Alternatively, if the California Supreme Court were to hold that California law gives initiative sponsors the extraordinary power to bring an appeal over the objections of the Attorney General and the Governor, the Ninth Circuit would still have to decide whether Prop 8’s supporters meet all of the other criteria to have standing under federal law.  If it ultimately holds that the Prop 8 supporters have standing, then the Ninth Circuit could reach the merits of Judge Walker’s ruling that Prop 8 is unconstitutional.      

The next step after today’s ruling is for the California Supreme Court to decide whether it will accept the Ninth Circuit’s request.

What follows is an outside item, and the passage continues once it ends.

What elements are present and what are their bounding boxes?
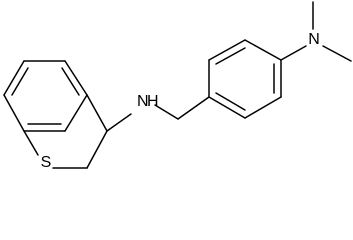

If it does so, it will then get briefs from both sides, and might hear oral argument as well before ruling. There is no set timeline for the California Supreme Court to rule.  In previous cases, it has taken the California Supreme Court up to two years to answer a question sent to it by the Ninth Circuit. Given the importance of this case and the real harm that inequality causes to LGBT people every day, however, we are hopeful that the Court will act quickly to restore fairness and equality for same-sex couples in California.